Mesmer, Franz

Mesmer, Franz (according to others, FRIEDRICH ANTON), the founder of the doctrine of animal magnetism, or, as it is more generally' termed, mesmerism, was born at a village near the Bodensee May 23,1733. He studied mathematics and natural science at the Jesuit school in Dillingen, and, later, medicine at the University of Vienna, and there took the degree of doctor of medicine in 1766. About 1772 he commenced, assisted by father Hell, to investigate the curative powers of the magnet, and was led to adopt the opinion that there exists a power similar to magnetism, which exercises an extraordinary influence. on the human body. This he called animal magnetism, and published an account of his discovery, and of its medicinal value, in 1775: Precis historique et faits relatifs au magnetisme animal; and in 1776, in his thesis, On the Influence of the Planets on the Human Body. Honors were conferred upon him in Germany. In 1778 he went to Paris, where he attracted much attention.
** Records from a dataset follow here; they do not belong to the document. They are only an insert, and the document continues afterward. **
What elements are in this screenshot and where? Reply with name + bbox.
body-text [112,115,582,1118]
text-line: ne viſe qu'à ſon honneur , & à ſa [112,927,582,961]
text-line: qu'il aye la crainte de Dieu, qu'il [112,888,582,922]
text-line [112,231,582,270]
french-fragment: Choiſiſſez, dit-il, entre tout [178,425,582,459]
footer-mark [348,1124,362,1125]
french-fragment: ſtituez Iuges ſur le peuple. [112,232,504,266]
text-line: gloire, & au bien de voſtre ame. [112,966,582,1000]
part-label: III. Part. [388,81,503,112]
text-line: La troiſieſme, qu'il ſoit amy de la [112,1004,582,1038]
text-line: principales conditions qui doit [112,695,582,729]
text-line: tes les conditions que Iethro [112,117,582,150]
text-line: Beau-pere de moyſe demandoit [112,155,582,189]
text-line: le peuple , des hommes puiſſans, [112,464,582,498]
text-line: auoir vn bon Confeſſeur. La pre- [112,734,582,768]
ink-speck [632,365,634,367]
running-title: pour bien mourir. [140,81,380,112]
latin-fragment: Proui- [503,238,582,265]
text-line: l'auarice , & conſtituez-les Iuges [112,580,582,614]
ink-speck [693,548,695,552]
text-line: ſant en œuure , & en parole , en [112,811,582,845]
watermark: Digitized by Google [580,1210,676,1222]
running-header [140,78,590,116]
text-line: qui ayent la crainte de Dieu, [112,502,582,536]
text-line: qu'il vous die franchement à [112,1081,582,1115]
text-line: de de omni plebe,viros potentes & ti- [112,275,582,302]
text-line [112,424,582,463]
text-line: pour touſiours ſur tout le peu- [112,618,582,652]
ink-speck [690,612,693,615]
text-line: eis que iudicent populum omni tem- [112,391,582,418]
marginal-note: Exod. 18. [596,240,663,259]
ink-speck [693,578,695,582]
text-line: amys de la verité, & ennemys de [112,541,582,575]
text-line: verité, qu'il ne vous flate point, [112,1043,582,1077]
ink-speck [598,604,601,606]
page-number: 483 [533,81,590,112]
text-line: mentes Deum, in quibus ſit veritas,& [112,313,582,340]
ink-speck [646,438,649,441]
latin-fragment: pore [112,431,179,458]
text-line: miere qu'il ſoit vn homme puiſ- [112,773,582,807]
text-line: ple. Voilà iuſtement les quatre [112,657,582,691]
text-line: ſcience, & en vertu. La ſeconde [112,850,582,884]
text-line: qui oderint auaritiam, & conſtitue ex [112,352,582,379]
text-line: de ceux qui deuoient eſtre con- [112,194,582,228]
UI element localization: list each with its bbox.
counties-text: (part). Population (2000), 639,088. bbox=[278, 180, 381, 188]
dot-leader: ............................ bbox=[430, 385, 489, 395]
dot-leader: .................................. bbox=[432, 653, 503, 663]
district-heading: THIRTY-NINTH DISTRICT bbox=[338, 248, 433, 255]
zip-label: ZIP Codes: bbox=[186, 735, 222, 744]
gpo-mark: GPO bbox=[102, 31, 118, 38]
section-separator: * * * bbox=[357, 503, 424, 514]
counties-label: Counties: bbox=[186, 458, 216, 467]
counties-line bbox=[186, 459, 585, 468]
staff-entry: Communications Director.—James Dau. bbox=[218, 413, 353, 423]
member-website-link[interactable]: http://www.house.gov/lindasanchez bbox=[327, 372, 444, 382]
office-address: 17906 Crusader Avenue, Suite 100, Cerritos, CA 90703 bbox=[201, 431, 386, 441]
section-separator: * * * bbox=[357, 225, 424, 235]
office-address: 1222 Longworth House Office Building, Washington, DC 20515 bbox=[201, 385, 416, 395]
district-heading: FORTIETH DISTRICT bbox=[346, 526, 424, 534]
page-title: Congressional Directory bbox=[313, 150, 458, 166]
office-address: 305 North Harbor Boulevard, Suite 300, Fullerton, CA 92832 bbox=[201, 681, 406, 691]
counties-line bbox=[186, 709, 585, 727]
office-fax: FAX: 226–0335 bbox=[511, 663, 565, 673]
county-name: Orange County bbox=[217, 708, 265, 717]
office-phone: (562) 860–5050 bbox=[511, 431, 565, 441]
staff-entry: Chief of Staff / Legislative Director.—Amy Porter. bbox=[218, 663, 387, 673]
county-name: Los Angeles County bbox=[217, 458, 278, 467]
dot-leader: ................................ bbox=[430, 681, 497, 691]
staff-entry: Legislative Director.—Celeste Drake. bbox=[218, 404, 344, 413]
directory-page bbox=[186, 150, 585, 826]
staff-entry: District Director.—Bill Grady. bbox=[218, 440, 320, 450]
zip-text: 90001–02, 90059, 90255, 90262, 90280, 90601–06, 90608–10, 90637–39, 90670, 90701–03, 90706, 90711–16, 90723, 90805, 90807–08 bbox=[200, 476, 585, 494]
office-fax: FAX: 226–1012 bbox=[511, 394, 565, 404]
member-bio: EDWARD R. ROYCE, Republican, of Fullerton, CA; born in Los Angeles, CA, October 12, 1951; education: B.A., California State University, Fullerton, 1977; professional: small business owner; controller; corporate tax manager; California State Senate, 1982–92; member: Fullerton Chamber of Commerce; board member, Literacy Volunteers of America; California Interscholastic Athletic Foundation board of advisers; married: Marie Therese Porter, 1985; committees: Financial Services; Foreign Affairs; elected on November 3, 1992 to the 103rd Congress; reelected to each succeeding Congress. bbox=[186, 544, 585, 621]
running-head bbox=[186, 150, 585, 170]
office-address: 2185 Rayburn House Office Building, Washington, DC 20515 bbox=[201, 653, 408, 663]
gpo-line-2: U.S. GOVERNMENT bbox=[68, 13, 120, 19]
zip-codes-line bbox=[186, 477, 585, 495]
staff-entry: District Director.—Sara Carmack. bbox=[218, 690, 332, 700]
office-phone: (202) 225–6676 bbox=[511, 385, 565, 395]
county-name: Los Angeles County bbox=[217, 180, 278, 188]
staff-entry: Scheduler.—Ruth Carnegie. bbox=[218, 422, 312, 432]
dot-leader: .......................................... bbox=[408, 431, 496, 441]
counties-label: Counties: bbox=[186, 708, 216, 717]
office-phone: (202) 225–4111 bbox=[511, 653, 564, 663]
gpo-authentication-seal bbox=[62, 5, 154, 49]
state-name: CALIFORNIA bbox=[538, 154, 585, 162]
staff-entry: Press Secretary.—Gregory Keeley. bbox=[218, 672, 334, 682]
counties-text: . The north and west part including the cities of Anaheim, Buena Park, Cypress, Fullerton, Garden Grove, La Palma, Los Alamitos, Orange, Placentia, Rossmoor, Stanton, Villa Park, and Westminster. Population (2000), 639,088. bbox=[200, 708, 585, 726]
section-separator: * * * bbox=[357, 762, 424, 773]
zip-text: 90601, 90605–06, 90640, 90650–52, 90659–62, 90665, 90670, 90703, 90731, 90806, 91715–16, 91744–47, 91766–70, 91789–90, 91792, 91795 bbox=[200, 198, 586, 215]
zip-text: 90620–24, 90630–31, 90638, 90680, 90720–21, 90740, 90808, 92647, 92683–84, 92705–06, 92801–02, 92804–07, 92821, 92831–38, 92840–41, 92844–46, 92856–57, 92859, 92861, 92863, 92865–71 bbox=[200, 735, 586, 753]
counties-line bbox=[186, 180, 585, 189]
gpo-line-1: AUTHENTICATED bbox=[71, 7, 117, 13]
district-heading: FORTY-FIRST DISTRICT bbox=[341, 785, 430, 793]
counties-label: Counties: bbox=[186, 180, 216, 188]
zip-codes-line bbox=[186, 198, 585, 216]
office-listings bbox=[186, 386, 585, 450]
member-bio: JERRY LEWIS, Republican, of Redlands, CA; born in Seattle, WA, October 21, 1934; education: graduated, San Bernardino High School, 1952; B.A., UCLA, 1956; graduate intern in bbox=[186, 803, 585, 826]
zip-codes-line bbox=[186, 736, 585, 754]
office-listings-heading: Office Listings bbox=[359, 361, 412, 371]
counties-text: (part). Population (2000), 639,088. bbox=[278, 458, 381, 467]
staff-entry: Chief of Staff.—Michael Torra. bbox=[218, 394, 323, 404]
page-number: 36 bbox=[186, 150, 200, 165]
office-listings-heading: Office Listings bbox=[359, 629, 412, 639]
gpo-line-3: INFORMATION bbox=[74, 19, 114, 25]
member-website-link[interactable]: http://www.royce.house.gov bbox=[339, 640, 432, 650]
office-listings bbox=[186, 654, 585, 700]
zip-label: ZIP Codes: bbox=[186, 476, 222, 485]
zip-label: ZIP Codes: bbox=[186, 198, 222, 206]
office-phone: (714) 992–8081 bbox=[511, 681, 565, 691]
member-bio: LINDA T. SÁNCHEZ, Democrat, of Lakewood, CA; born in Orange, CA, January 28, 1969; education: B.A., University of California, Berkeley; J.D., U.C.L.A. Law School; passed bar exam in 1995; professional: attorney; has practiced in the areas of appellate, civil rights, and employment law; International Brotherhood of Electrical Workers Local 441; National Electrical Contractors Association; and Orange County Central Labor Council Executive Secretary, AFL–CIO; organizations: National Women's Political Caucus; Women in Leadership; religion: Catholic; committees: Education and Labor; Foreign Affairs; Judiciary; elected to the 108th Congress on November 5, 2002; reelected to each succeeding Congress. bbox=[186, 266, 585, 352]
His system obtained the support of members of the medical profession, as well as of others; but he refused two offers, one of 30,000 livres, and the other of 340,000 livres, to reveal his secret; and this, combined with other circumstances, gave rise to suspicion, and induced the French government to appoint a commission, composed of physicians and naturalists, among them Bailly, our own Franklin, and Lavoisier, whose report was unfavorable to him. He now fell into disrepute, and after a visit to England, retired- to Meersburg, near his native place, where he spent the rest of his life in complete obscurity. He died March 5, 1815. SEE MESMERISM.